Despite being released just three weeks ago, “Barbie” has been a smash hit, collecting $1.03 billion at the global box office, according to official Warner Bros. estimates.
This achievement makes the writer and director, Greta Gerwig, history as the first female director to make a movie that achieves a billion dollars.
The film was a success thanks to box office sales in some of the world’s largest film markets, including the United Kingdom, Mexico and Australia.

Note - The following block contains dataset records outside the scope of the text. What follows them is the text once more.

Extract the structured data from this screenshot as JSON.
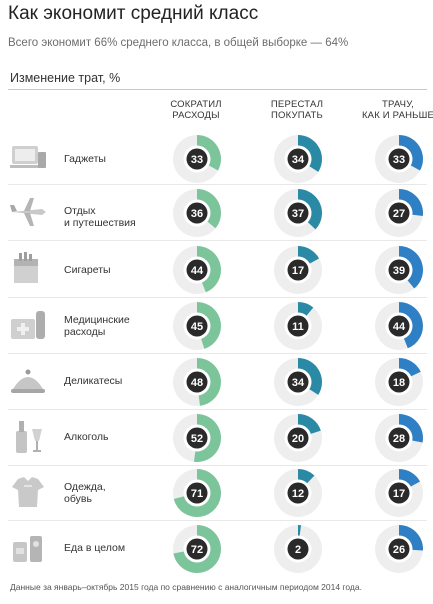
{
  "header": {
    "title": "Как экономит средний класс",
    "subtitle": "Всего экономит 66% среднего класса, в общей выборке — 64%",
    "section_title": "Изменение трат, %"
  },
  "columns": [
    {
      "label": "СОКРАТИЛ\nРАСХОДЫ",
      "color": "#7cc49a"
    },
    {
      "label": "ПЕРЕСТАЛ\nПОКУПАТЬ",
      "color": "#2a8aa6"
    },
    {
      "label": "ТРАЧУ,\nКАК И РАНЬШЕ",
      "color": "#2f7fc4"
    }
  ],
  "rows": [
    {
      "label": "Гаджеты",
      "icon": "gadgets-icon"
    },
    {
      "label": "Отдых\nи путешествия",
      "icon": "airplane-icon"
    },
    {
      "label": "Сигареты",
      "icon": "cigarettes-icon"
    },
    {
      "label": "Медицинские\nрасходы",
      "icon": "medicine-icon"
    },
    {
      "label": "Деликатесы",
      "icon": "delicacy-icon"
    },
    {
      "label": "Алкоголь",
      "icon": "alcohol-icon"
    },
    {
      "label": "Одежда,\nобувь",
      "icon": "clothes-icon"
    },
    {
      "label": "Еда в целом",
      "icon": "food-icon"
    }
  ],
  "chart_data": {
    "type": "pie",
    "categories": [
      "Гаджеты",
      "Отдых и путешествия",
      "Сигареты",
      "Медицинские расходы",
      "Деликатесы",
      "Алкоголь",
      "Одежда, обувь",
      "Еда в целом"
    ],
    "series": [
      {
        "name": "СОКРАТИЛ РАСХОДЫ",
        "values": [
          33,
          36,
          44,
          45,
          48,
          52,
          71,
          72
        ]
      },
      {
        "name": "ПЕРЕСТАЛ ПОКУПАТЬ",
        "values": [
          34,
          37,
          17,
          11,
          34,
          20,
          12,
          2
        ]
      },
      {
        "name": "ТРАЧУ, КАК И РАНЬШЕ",
        "values": [
          33,
          27,
          39,
          44,
          18,
          28,
          17,
          26
        ]
      }
    ]
  },
  "footnote": "Данные за январь–октябрь 2015 года по сравнению с аналогичным периодом 2014 года."
}
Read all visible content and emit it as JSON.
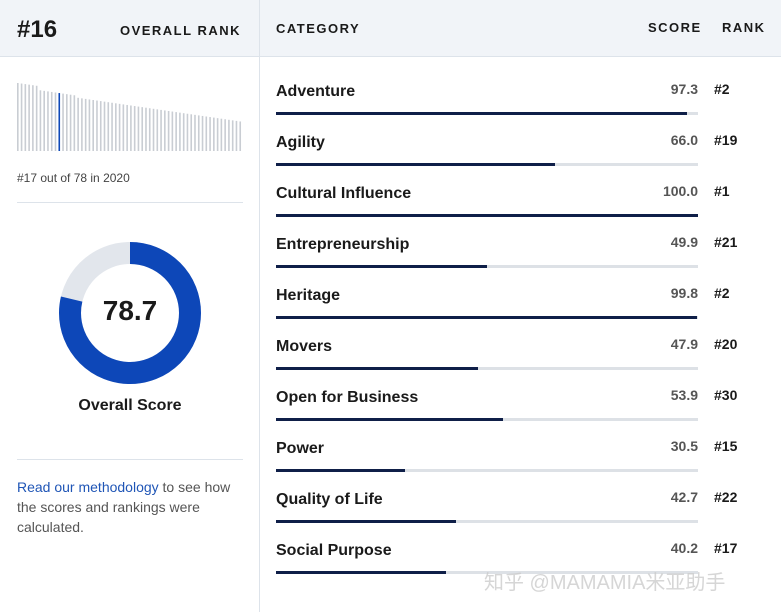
{
  "summary": {
    "rank": "#16",
    "overall_rank_label": "OVERALL RANK",
    "previous": "#17 out of 78 in 2020",
    "overall_score_value": "78.7",
    "overall_score_fraction": 0.787,
    "overall_score_label": "Overall Score"
  },
  "table_header": {
    "category": "CATEGORY",
    "score": "SCORE",
    "rank": "RANK"
  },
  "categories": [
    {
      "name": "Adventure",
      "score": "97.3",
      "value": 97.3,
      "rank": "#2"
    },
    {
      "name": "Agility",
      "score": "66.0",
      "value": 66.0,
      "rank": "#19"
    },
    {
      "name": "Cultural Influence",
      "score": "100.0",
      "value": 100.0,
      "rank": "#1"
    },
    {
      "name": "Entrepreneurship",
      "score": "49.9",
      "value": 49.9,
      "rank": "#21"
    },
    {
      "name": "Heritage",
      "score": "99.8",
      "value": 99.8,
      "rank": "#2"
    },
    {
      "name": "Movers",
      "score": "47.9",
      "value": 47.9,
      "rank": "#20"
    },
    {
      "name": "Open for Business",
      "score": "53.9",
      "value": 53.9,
      "rank": "#30"
    },
    {
      "name": "Power",
      "score": "30.5",
      "value": 30.5,
      "rank": "#15"
    },
    {
      "name": "Quality of Life",
      "score": "42.7",
      "value": 42.7,
      "rank": "#22"
    },
    {
      "name": "Social Purpose",
      "score": "40.2",
      "value": 40.2,
      "rank": "#17"
    }
  ],
  "methodology": {
    "link_text": "Read our methodology",
    "rest_text": " to see how the scores and rankings were calculated."
  },
  "watermark": "知乎 @MAMAMIA米亚助手",
  "colors": {
    "bar_fill": "#0f1f48",
    "donut_fill": "#0d47b8",
    "donut_track": "#e2e6ec",
    "highlight_bar": "#0d47b8",
    "header_bg": "#f1f4f8"
  }
}
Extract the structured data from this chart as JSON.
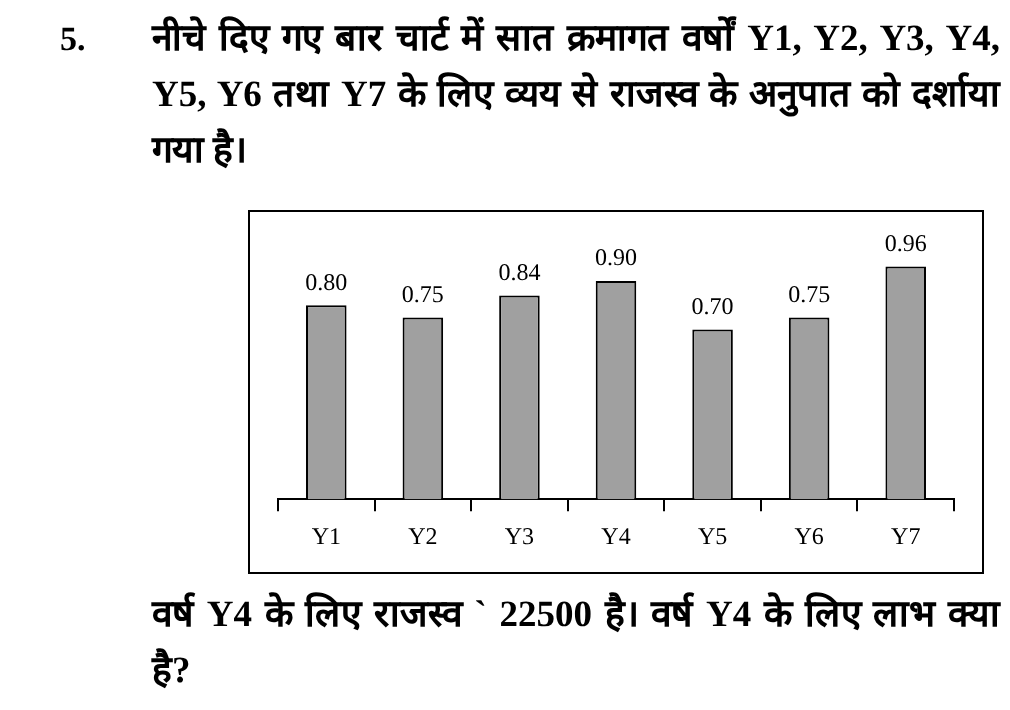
{
  "chart_data": {
    "type": "bar",
    "title": "नीचे दिए गए बार चार्ट में सात क्रमागत वर्षों Y1, Y2, Y3, Y4, Y5, Y6 तथा Y7 के लिए व्यय से राजस्व के अनुपात को दर्शाया गया है।",
    "annotations": [
      "5.",
      "वर्ष Y4 के लिए राजस्व ` 22500 है। वर्ष Y4 के लिए लाभ क्या है?"
    ],
    "categories": [
      "Y1",
      "Y2",
      "Y3",
      "Y4",
      "Y5",
      "Y6",
      "Y7"
    ],
    "values": [
      0.8,
      0.75,
      0.84,
      0.9,
      0.7,
      0.75,
      0.96
    ],
    "value_labels": [
      "0.80",
      "0.75",
      "0.84",
      "0.90",
      "0.70",
      "0.75",
      "0.96"
    ],
    "color": "#a0a0a0",
    "grid": false,
    "legend": false
  }
}
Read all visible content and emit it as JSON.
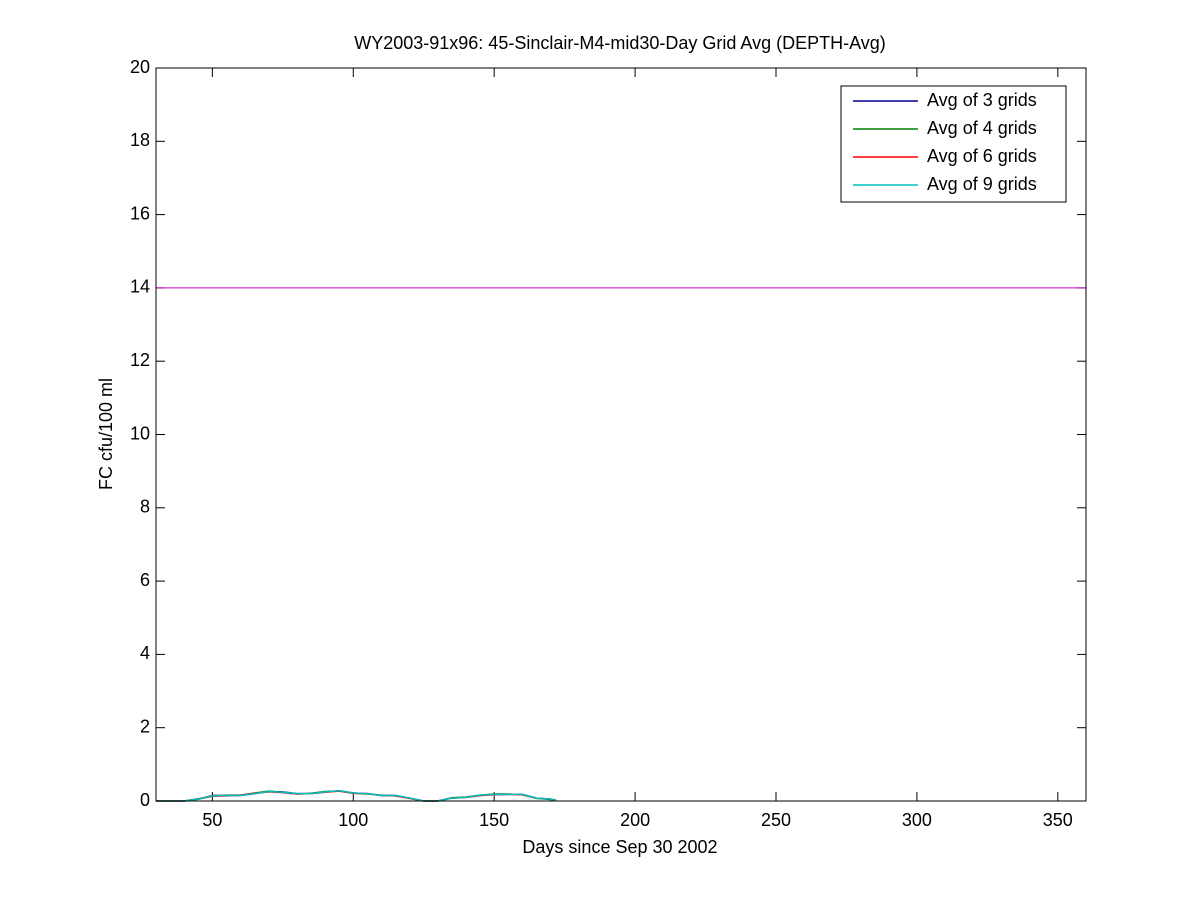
{
  "chart_data": {
    "type": "line",
    "title": "WY2003-91x96: 45-Sinclair-M4-mid30-Day Grid Avg (DEPTH-Avg)",
    "x_label": "Days since Sep 30 2002",
    "y_label": "FC cfu/100 ml",
    "x": [
      30,
      40,
      45,
      50,
      55,
      60,
      65,
      70,
      75,
      80,
      85,
      90,
      95,
      100,
      105,
      110,
      115,
      120,
      125,
      130,
      135,
      140,
      145,
      150,
      155,
      160,
      165,
      170,
      172
    ],
    "series": [
      {
        "name": "Avg of 3 grids",
        "color": "#00008b",
        "values": [
          0,
          0,
          0.05,
          0.15,
          0.15,
          0.15,
          0.2,
          0.26,
          0.25,
          0.2,
          0.2,
          0.25,
          0.28,
          0.22,
          0.2,
          0.15,
          0.15,
          0.08,
          0,
          0,
          0.08,
          0.1,
          0.15,
          0.18,
          0.18,
          0.18,
          0.08,
          0.05,
          0.02
        ]
      },
      {
        "name": "Avg of 4 grids",
        "color": "#008000",
        "values": [
          0,
          0,
          0.06,
          0.14,
          0.16,
          0.16,
          0.22,
          0.27,
          0.24,
          0.19,
          0.21,
          0.26,
          0.27,
          0.21,
          0.19,
          0.16,
          0.14,
          0.07,
          0,
          0,
          0.09,
          0.11,
          0.16,
          0.19,
          0.19,
          0.17,
          0.07,
          0.04,
          0.02
        ]
      },
      {
        "name": "Avg of 6 grids",
        "color": "#ff0000",
        "values": [
          0,
          0,
          0.05,
          0.13,
          0.14,
          0.16,
          0.21,
          0.25,
          0.23,
          0.19,
          0.2,
          0.24,
          0.27,
          0.21,
          0.2,
          0.15,
          0.14,
          0.07,
          0,
          0,
          0.08,
          0.1,
          0.15,
          0.17,
          0.18,
          0.17,
          0.08,
          0.05,
          0.02
        ]
      },
      {
        "name": "Avg of 9 grids",
        "color": "#00bfbf",
        "values": [
          0,
          0,
          0.05,
          0.14,
          0.15,
          0.15,
          0.2,
          0.26,
          0.24,
          0.2,
          0.2,
          0.25,
          0.28,
          0.22,
          0.2,
          0.15,
          0.15,
          0.08,
          0,
          0,
          0.08,
          0.1,
          0.16,
          0.18,
          0.18,
          0.18,
          0.08,
          0.05,
          0.02
        ]
      }
    ],
    "hlines": [
      {
        "value": 14,
        "color": "#cc00cc"
      }
    ],
    "xlim": [
      30,
      360
    ],
    "xticks": [
      50,
      100,
      150,
      200,
      250,
      300,
      350
    ],
    "ylim": [
      0,
      20
    ],
    "yticks": [
      0,
      2,
      4,
      6,
      8,
      10,
      12,
      14,
      16,
      18,
      20
    ],
    "legend": "northeast"
  }
}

“I’ve been in this game for 30 years, and the Barbie and Barpenheimer phenomenon is as unprecedented as it was unexpected,” senior media analyst Paul Dergarabedian told CNN.
And “Barpenheimer” is a phrase that combines the two films “Barbie” and “Oppenheimer”, as two films that were released at about the same time, and are contradictory in terms of spirit, but they complemented each other, so that they are both mentioned if one of them is mentioned.
According to Der Garabedian, only about 50 films in history have reached $1 billion in grosses.
He added that the film’s marketing campaign was the first hint that “Barbie” would be a box office hit.
He explained that the marketing campaign for “Barbie” set off “a chain of events that led to the addition of the word Barpenheimer to the popular vocabulary.
In an interview with Collider last month, Margot Robbie, who produced the film and plays Barbie, said: “I think I told them they were going to make a billion dollars.”